A month before my scheduled baptism I was on my way to church. Driving down a narrow one-way street, a small child suddenly ran out in front of my car. I slammed on the brakes and the tires screeched. I sat there in shock with my face in my hands. Seeing the child's body lying motionless in front of my car, I visualized my own auto accident years before. I heard a woman screaming which must have sounded like my own mother’s screams 13 years earlier. All I could do was pray. The police came and, following the ambulance, escorted me to the hospital.

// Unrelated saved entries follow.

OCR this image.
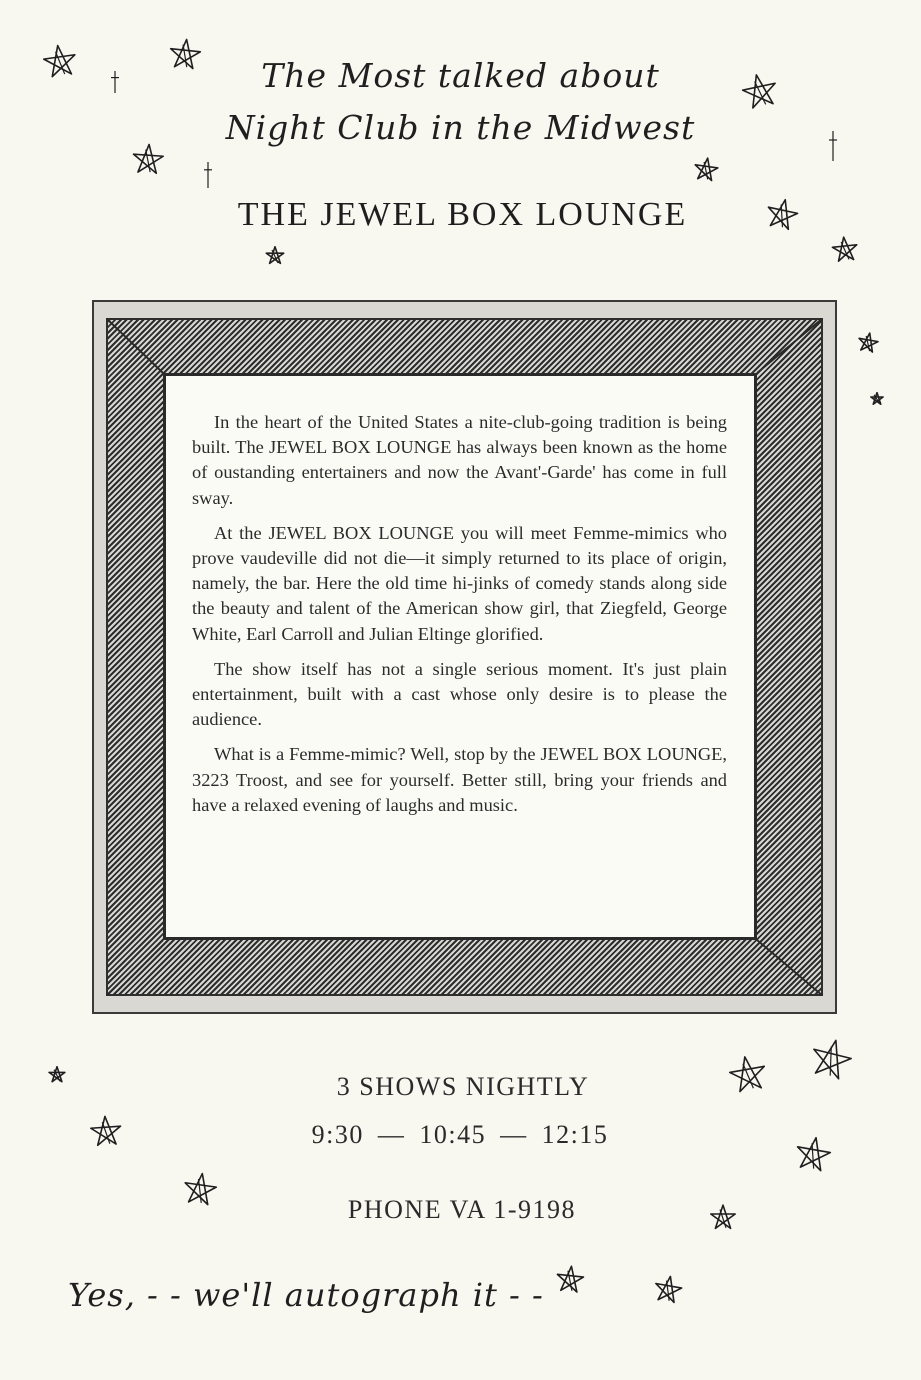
The Most talked about
Night Club in the Midwest
THE JEWEL BOX LOUNGE

In the heart of the United States a nite-club-going tradition is being built. The JEWEL BOX LOUNGE has always been known as the home of oustanding entertainers and now the Avant'-Garde' has come in full sway.

At the JEWEL BOX LOUNGE you will meet Femme-mimics who prove vaudeville did not die—it simply returned to its place of origin, namely, the bar. Here the old time hi-jinks of comedy stands along side the beauty and talent of the American show girl, that Ziegfeld, George White, Earl Carroll and Julian Eltinge glorified.

The show itself has not a single serious moment. It's just plain entertainment, built with a cast whose only desire is to please the audience.

What is a Femme-mimic? Well, stop by the JEWEL BOX LOUNGE, 3223 Troost, and see for yourself. Better still, bring your friends and have a relaxed evening of laughs and music.

3 SHOWS NIGHTLY
9:30 — 10:45 — 12:15
PHONE VA 1-9198
Yes, - - we'll autograph it - -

Two hours later I found out the boy was badly bruised but would be okay. His name was Edwin. God used him to shatter any doubts I had in Jesus' ability to save my life and truly be my Savior and Lord. At the same time that Edwin was saved from death, I knew that I, too, was saved from death, physically as a child and spiritually as an adult. Through that experience the Holy Spirit revealed to me the wonderful saving grace of Jesus. From that point on I knew that I was not my own but belonged body and soul to my faithful Savior. I believed without a doubt that I was bought with the price of Christ's atoning blood and it was then and there that I dedicated my life and work to him. I wanted to help people transform their lives as Christ had transformed mine.
The Lord healed me and made me whole--my physical handicaps, if anything, became a mere inconvenience. Now when I look in the mirror I no longer cringe at the sight of an unworthy, hopeless soul. I see what God sees: someone saved by the blood of the lamb and clothed in the righteousness of Christ.